In the meantime, I have to raise other concerns.
The inevitable has happened to Slack. They announced it days and and they can be held criminally accountable
To say that Slack got merely “compromised” would be an understatement Yes, it did in fact get compromised, but it’s a lot worse. It’s far worse than a compromise per se. I'm going to explain, starting with the basics.
Slack accumulates all data and never deletes any of it. GDPR should be applicable here and I suspect that EU authorities have not assessed that aspect just yet. What Slack is to users isn’t what it is to Slack, the company. The Electronic Frontier Foundation (EFF) issued strongly-worded warnings about Slack and even Microsoft utright banned Slack for security reasons. They very much foresaw the latest disaster. It’s difficult to assess or measure because it’s almost impossible to track the sources of rogue actors’ data.
Slack did not have a mere ‘incident’. They knew about it for quite some time (at higher levels, too). It’s the complete doomsday scenario, an equivalent of having one’s own Jabber server completely and totally hijacked, and all communications in it (names, passwords) stolen. But in the case of Slack millions of businesses are affected. In one fell swoop. Just like that. Even the public sector. Military, hospitals, you name it…
Slack got cracked, but they won’t admit that. They will lie about the extent of the damage, just like Yahoo and Equifax did (each time waiting months before revealing it was orders of magnitude worse). They game the news cycle that way. People must assume that all data is compromised. Businesses and their clients’ data is on Slack. Even HR stuff, which gets passed around in internal communications. Super-sensitive things like passwords, passports and so on.
Who was Slack data copied by? Mirrored or ‘stolen’, to put it another way? Possibly by rogue military actors that can leverage it for espionage and blackmail, as many do. Covertly. You rarely hear about blackmail because that’s just the nature of the blackmail. It happens silently. Some would say Slack got “hacked” (they typically mean cracked). But it’s actually a lot worse than getting cracked! I'll explain further…
About a month ago Slack got to its IPO milestone. But it committed an actual crime by not informing the customers of the breach. They would change passwords etc. had they known. But Slack did not obey the law. It did not inform customers. It announced all this after the IPO, in order to make shareholders liable, and it did so late on a Friday (to minimise press coverage about this likely crime). The shareholders too should sue for concealment of critical information.

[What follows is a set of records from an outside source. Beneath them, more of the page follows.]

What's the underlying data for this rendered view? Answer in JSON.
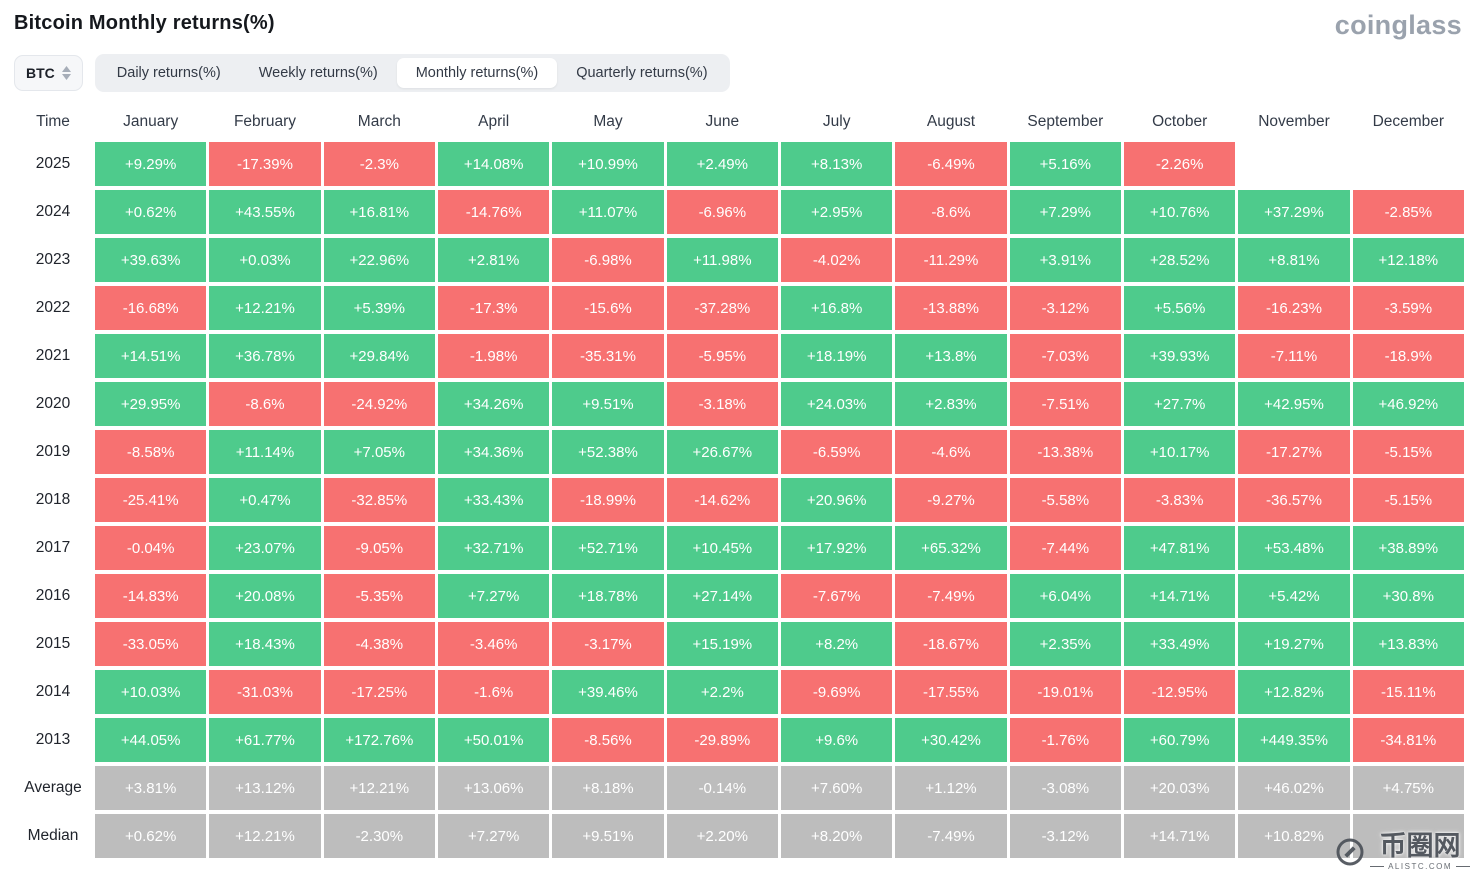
{
  "page": {
    "title": "Bitcoin Monthly returns(%)",
    "logo": "coinglass"
  },
  "toolbar": {
    "coin_selector": "BTC",
    "tabs": [
      {
        "label": "Daily returns(%)",
        "active": false
      },
      {
        "label": "Weekly returns(%)",
        "active": false
      },
      {
        "label": "Monthly returns(%)",
        "active": true
      },
      {
        "label": "Quarterly returns(%)",
        "active": false
      }
    ]
  },
  "colors": {
    "green": "#4ecb8c",
    "red": "#f77171",
    "gray": "#bdbdbd"
  },
  "table": {
    "columns": [
      "Time",
      "January",
      "February",
      "March",
      "April",
      "May",
      "June",
      "July",
      "August",
      "September",
      "October",
      "November",
      "December"
    ],
    "rows": [
      {
        "label": "2025",
        "values": [
          "+9.29%",
          "-17.39%",
          "-2.3%",
          "+14.08%",
          "+10.99%",
          "+2.49%",
          "+8.13%",
          "-6.49%",
          "+5.16%",
          "-2.26%",
          "",
          ""
        ],
        "colors": [
          "green",
          "red",
          "red",
          "green",
          "green",
          "green",
          "green",
          "red",
          "green",
          "red",
          "empty",
          "empty"
        ]
      },
      {
        "label": "2024",
        "values": [
          "+0.62%",
          "+43.55%",
          "+16.81%",
          "-14.76%",
          "+11.07%",
          "-6.96%",
          "+2.95%",
          "-8.6%",
          "+7.29%",
          "+10.76%",
          "+37.29%",
          "-2.85%"
        ],
        "colors": [
          "green",
          "green",
          "green",
          "red",
          "green",
          "red",
          "green",
          "red",
          "green",
          "green",
          "green",
          "red"
        ]
      },
      {
        "label": "2023",
        "values": [
          "+39.63%",
          "+0.03%",
          "+22.96%",
          "+2.81%",
          "-6.98%",
          "+11.98%",
          "-4.02%",
          "-11.29%",
          "+3.91%",
          "+28.52%",
          "+8.81%",
          "+12.18%"
        ],
        "colors": [
          "green",
          "green",
          "green",
          "green",
          "red",
          "green",
          "red",
          "red",
          "green",
          "green",
          "green",
          "green"
        ]
      },
      {
        "label": "2022",
        "values": [
          "-16.68%",
          "+12.21%",
          "+5.39%",
          "-17.3%",
          "-15.6%",
          "-37.28%",
          "+16.8%",
          "-13.88%",
          "-3.12%",
          "+5.56%",
          "-16.23%",
          "-3.59%"
        ],
        "colors": [
          "red",
          "green",
          "green",
          "red",
          "red",
          "red",
          "green",
          "red",
          "red",
          "green",
          "red",
          "red"
        ]
      },
      {
        "label": "2021",
        "values": [
          "+14.51%",
          "+36.78%",
          "+29.84%",
          "-1.98%",
          "-35.31%",
          "-5.95%",
          "+18.19%",
          "+13.8%",
          "-7.03%",
          "+39.93%",
          "-7.11%",
          "-18.9%"
        ],
        "colors": [
          "green",
          "green",
          "green",
          "red",
          "red",
          "red",
          "green",
          "green",
          "red",
          "green",
          "red",
          "red"
        ]
      },
      {
        "label": "2020",
        "values": [
          "+29.95%",
          "-8.6%",
          "-24.92%",
          "+34.26%",
          "+9.51%",
          "-3.18%",
          "+24.03%",
          "+2.83%",
          "-7.51%",
          "+27.7%",
          "+42.95%",
          "+46.92%"
        ],
        "colors": [
          "green",
          "red",
          "red",
          "green",
          "green",
          "red",
          "green",
          "green",
          "red",
          "green",
          "green",
          "green"
        ]
      },
      {
        "label": "2019",
        "values": [
          "-8.58%",
          "+11.14%",
          "+7.05%",
          "+34.36%",
          "+52.38%",
          "+26.67%",
          "-6.59%",
          "-4.6%",
          "-13.38%",
          "+10.17%",
          "-17.27%",
          "-5.15%"
        ],
        "colors": [
          "red",
          "green",
          "green",
          "green",
          "green",
          "green",
          "red",
          "red",
          "red",
          "green",
          "red",
          "red"
        ]
      },
      {
        "label": "2018",
        "values": [
          "-25.41%",
          "+0.47%",
          "-32.85%",
          "+33.43%",
          "-18.99%",
          "-14.62%",
          "+20.96%",
          "-9.27%",
          "-5.58%",
          "-3.83%",
          "-36.57%",
          "-5.15%"
        ],
        "colors": [
          "red",
          "green",
          "red",
          "green",
          "red",
          "red",
          "green",
          "red",
          "red",
          "red",
          "red",
          "red"
        ]
      },
      {
        "label": "2017",
        "values": [
          "-0.04%",
          "+23.07%",
          "-9.05%",
          "+32.71%",
          "+52.71%",
          "+10.45%",
          "+17.92%",
          "+65.32%",
          "-7.44%",
          "+47.81%",
          "+53.48%",
          "+38.89%"
        ],
        "colors": [
          "red",
          "green",
          "red",
          "green",
          "green",
          "green",
          "green",
          "green",
          "red",
          "green",
          "green",
          "green"
        ]
      },
      {
        "label": "2016",
        "values": [
          "-14.83%",
          "+20.08%",
          "-5.35%",
          "+7.27%",
          "+18.78%",
          "+27.14%",
          "-7.67%",
          "-7.49%",
          "+6.04%",
          "+14.71%",
          "+5.42%",
          "+30.8%"
        ],
        "colors": [
          "red",
          "green",
          "red",
          "green",
          "green",
          "green",
          "red",
          "red",
          "green",
          "green",
          "green",
          "green"
        ]
      },
      {
        "label": "2015",
        "values": [
          "-33.05%",
          "+18.43%",
          "-4.38%",
          "-3.46%",
          "-3.17%",
          "+15.19%",
          "+8.2%",
          "-18.67%",
          "+2.35%",
          "+33.49%",
          "+19.27%",
          "+13.83%"
        ],
        "colors": [
          "red",
          "green",
          "red",
          "red",
          "red",
          "green",
          "green",
          "red",
          "green",
          "green",
          "green",
          "green"
        ]
      },
      {
        "label": "2014",
        "values": [
          "+10.03%",
          "-31.03%",
          "-17.25%",
          "-1.6%",
          "+39.46%",
          "+2.2%",
          "-9.69%",
          "-17.55%",
          "-19.01%",
          "-12.95%",
          "+12.82%",
          "-15.11%"
        ],
        "colors": [
          "green",
          "red",
          "red",
          "red",
          "green",
          "green",
          "red",
          "red",
          "red",
          "red",
          "green",
          "red"
        ]
      },
      {
        "label": "2013",
        "values": [
          "+44.05%",
          "+61.77%",
          "+172.76%",
          "+50.01%",
          "-8.56%",
          "-29.89%",
          "+9.6%",
          "+30.42%",
          "-1.76%",
          "+60.79%",
          "+449.35%",
          "-34.81%"
        ],
        "colors": [
          "green",
          "green",
          "green",
          "green",
          "red",
          "red",
          "green",
          "green",
          "red",
          "green",
          "green",
          "red"
        ]
      },
      {
        "label": "Average",
        "values": [
          "+3.81%",
          "+13.12%",
          "+12.21%",
          "+13.06%",
          "+8.18%",
          "-0.14%",
          "+7.60%",
          "+1.12%",
          "-3.08%",
          "+20.03%",
          "+46.02%",
          "+4.75%"
        ],
        "colors": [
          "gray",
          "gray",
          "gray",
          "gray",
          "gray",
          "gray",
          "gray",
          "gray",
          "gray",
          "gray",
          "gray",
          "gray"
        ]
      },
      {
        "label": "Median",
        "values": [
          "+0.62%",
          "+12.21%",
          "-2.30%",
          "+7.27%",
          "+9.51%",
          "+2.20%",
          "+8.20%",
          "-7.49%",
          "-3.12%",
          "+14.71%",
          "+10.82%",
          ""
        ],
        "colors": [
          "gray",
          "gray",
          "gray",
          "gray",
          "gray",
          "gray",
          "gray",
          "gray",
          "gray",
          "gray",
          "gray",
          "gray"
        ]
      }
    ]
  },
  "watermark": {
    "text": "币圈网",
    "subtext": "ALISTC.COM"
  }
}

Slack knew what had happened and why it waited all this time. This scandal can unfold for quite some time to come.
It would be wise to move to locally-hosted FOSS. However, that would not in any way undo the damage of having uploaded piles of corporate data to Slack and their compromised servers. In the coming days many companies will come to realise that for years they tactlessly and irresponsibly gave piles of personal/corporate data to Slack and now a bunch of crackers around the world have this data.
You can expect Slack to stonewall for a while, saying that it’s the weekend anyway. When it comes to Slack, expect what happened with Yahoo; First they say it’s a small incident; Months pass; Then they toss out a note to say it was actually big; A year later (when it’s “old news”): 3 BILLION accounts affected.
Now, like Yahoo, they will downplay scope of impact. A lot of companies can suffer for years to come (e.g. data breaches, identity theft).
I have great concern for the company where I'm working for almost a decade, including our compliance with the law and our clients' compliance with the law. This is why I bring this up.
I'm going to install something new and see if I can somehow logged in. I already tried, unsuccessfully, from two of my laptops.